More and more prisoners, many of whom are cancer patients, have been regarded ineligible by the institution for release from prison.

In the past 5 years, that number is getting staggering despite detainees or convicted prisoners receive reports from fully-established state or university reports for postponement of their sentences.

Numbers of prisoners who died in prison due to illness and state of poor health in the past 5 years speak to the gravity of the situation exacerbated by often startling government policy. At least 451 detainees and convicts have died in prison since 2012. Only last year, 172 prisoners died while this number is 20 for first 2 months of this year.
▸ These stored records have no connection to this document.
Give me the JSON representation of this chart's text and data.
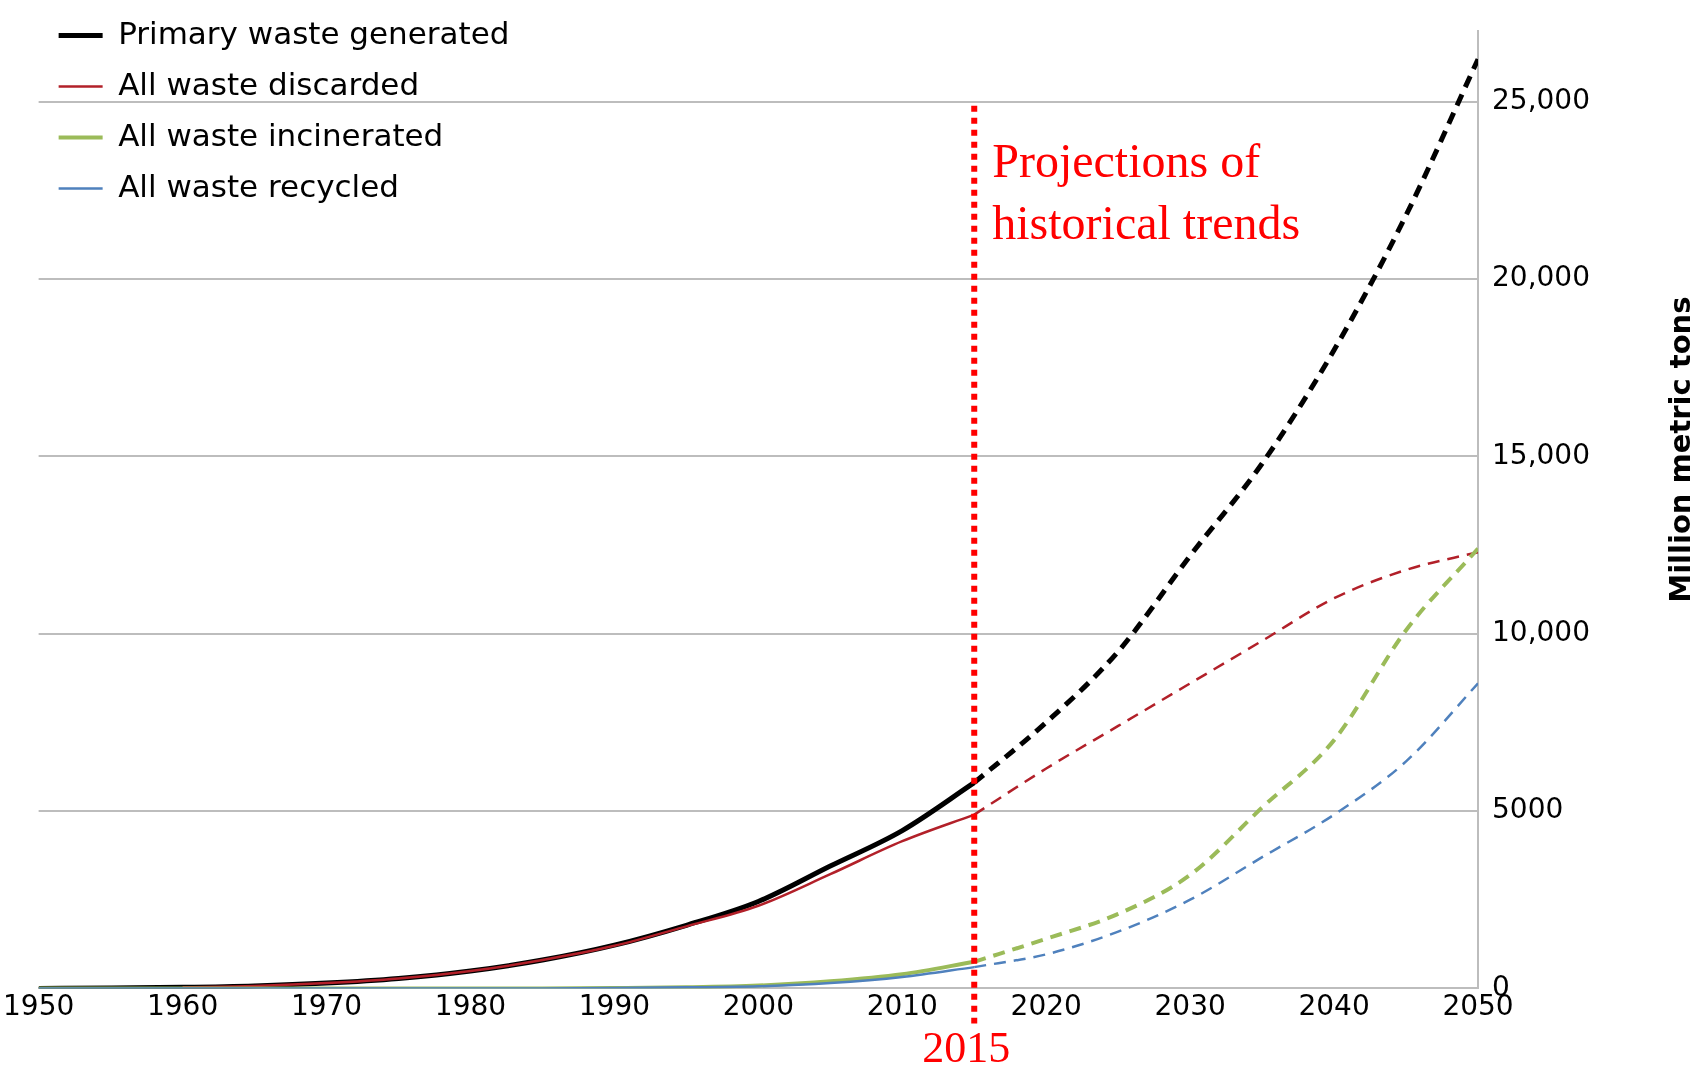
{
  "chart_data": {
    "type": "line",
    "ylabel": "Million metric tons",
    "xlim": [
      1950,
      2050
    ],
    "xticks": [
      1950,
      1960,
      1970,
      1980,
      1990,
      2000,
      2010,
      2020,
      2030,
      2040,
      2050
    ],
    "ylim": [
      0,
      27000
    ],
    "yticks": [
      {
        "value": 0,
        "label": "0"
      },
      {
        "value": 5000,
        "label": "5000"
      },
      {
        "value": 10000,
        "label": "10,000"
      },
      {
        "value": 15000,
        "label": "15,000"
      },
      {
        "value": 20000,
        "label": "20,000"
      },
      {
        "value": 25000,
        "label": "25,000"
      }
    ],
    "grid": "y",
    "legend": "top left",
    "marker": "none",
    "ref_lines": [
      {
        "axis": "x",
        "value": 2015,
        "label": "2015",
        "color": "#ff0000",
        "line_style": "dotted"
      }
    ],
    "annotations": [
      "Projections of historical trends"
    ],
    "series": [
      {
        "name": "Primary waste generated",
        "color": "#000000",
        "line_style": "solid",
        "x": [
          1950,
          1955,
          1960,
          1965,
          1970,
          1975,
          1980,
          1985,
          1990,
          1995,
          2000,
          2005,
          2010,
          2015
        ],
        "values": [
          0,
          10,
          30,
          70,
          150,
          280,
          490,
          800,
          1220,
          1780,
          2450,
          3450,
          4450,
          5800
        ]
      },
      {
        "name": "All waste discarded",
        "color": "#b22029",
        "line_style": "solid",
        "x": [
          1960,
          1965,
          1970,
          1975,
          1980,
          1985,
          1990,
          1995,
          2000,
          2005,
          2010,
          2015
        ],
        "values": [
          30,
          70,
          150,
          280,
          490,
          800,
          1200,
          1750,
          2330,
          3220,
          4150,
          4900
        ]
      },
      {
        "name": "All waste incinerated",
        "color": "#9bbb59",
        "line_style": "solid",
        "x": [
          1950,
          1955,
          1960,
          1965,
          1970,
          1975,
          1980,
          1985,
          1990,
          1995,
          2000,
          2005,
          2010,
          2015
        ],
        "values": [
          0,
          0,
          0,
          0,
          0,
          0,
          0,
          0,
          10,
          30,
          80,
          200,
          400,
          750
        ]
      },
      {
        "name": "All waste recycled",
        "color": "#4f81bd",
        "line_style": "solid",
        "x": [
          1950,
          1955,
          1960,
          1965,
          1970,
          1975,
          1980,
          1985,
          1990,
          1995,
          2000,
          2005,
          2010,
          2015
        ],
        "values": [
          0,
          0,
          0,
          0,
          0,
          0,
          0,
          0,
          10,
          30,
          60,
          150,
          320,
          600
        ]
      },
      {
        "color": "#000000",
        "line_style": "dashed",
        "x": [
          2015,
          2020,
          2025,
          2030,
          2035,
          2040,
          2045,
          2050
        ],
        "values": [
          5800,
          7500,
          9500,
          12200,
          14800,
          18000,
          21800,
          26200
        ]
      },
      {
        "color": "#b22029",
        "line_style": "dashed",
        "x": [
          2015,
          2020,
          2025,
          2030,
          2035,
          2040,
          2045,
          2050
        ],
        "values": [
          4900,
          6200,
          7400,
          8600,
          9800,
          11000,
          11800,
          12300
        ]
      },
      {
        "color": "#9bbb59",
        "line_style": "dashed",
        "x": [
          2015,
          2020,
          2025,
          2030,
          2035,
          2040,
          2045,
          2050
        ],
        "values": [
          750,
          1400,
          2100,
          3200,
          5100,
          7000,
          10100,
          12400
        ]
      },
      {
        "color": "#4f81bd",
        "line_style": "dashed",
        "x": [
          2015,
          2020,
          2025,
          2030,
          2035,
          2040,
          2045,
          2050
        ],
        "values": [
          600,
          960,
          1600,
          2500,
          3700,
          4900,
          6400,
          8600
        ]
      }
    ]
  }
}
According to the statistics released by independent news web portal Bianet, 51 died in 2013, 63 in 2014, 145 in 2015, 172 in 2016, and 20 as of February 2017.

The official explanation for not releasing patient prisoners is grounded on high-security risks for the community. But critics believe that it serves only as a cover for the authorities’ policy that functions as a punishment.

While the picture seems as bleak as it could be, sustained and institutional struggle sometimes pays off. Prosecutor Ibrahim Ethem Kuris whose body functions deteriorated due to cancer has been released last month after 9 months of detention. His family’s months-long battle finally persuaded Istanbul Public Prosecutor’s Office which successfully sought his release to get proper medical treatment. Another prisoner, Yavuz Bolek, who is suffering from cancer and underwent surgery for 3 times, was released after his wife waged a battle on the social media.

In the past 5 years, 832 prisoners have been released due to severe illness.

The courts or Justice Ministry decided to release 162 released in 2013; 130 in 2014; 282 in 2015; 224 in 2016 and 34 so far in 2017. Out of those numbers, 31 of them were female while 801 of male detainees and convicts.

CHP lawmaker Tanrikulu pointed out a danger that has roiled the Turkey’s malfunctioned penal system. “The problems in the penal execution system and the slowness of bureaucratic procedures threaten the lives of detainees and convicted prisoners who are seriously ill,” he wrote in his parliamentary question.

He underlined that their rights of access to medical aid, their health and life safety are guaranteed by both national and international laws and agreements regardless of the charges they face. “This is rule undoubtedly is one of the most basic human rights.”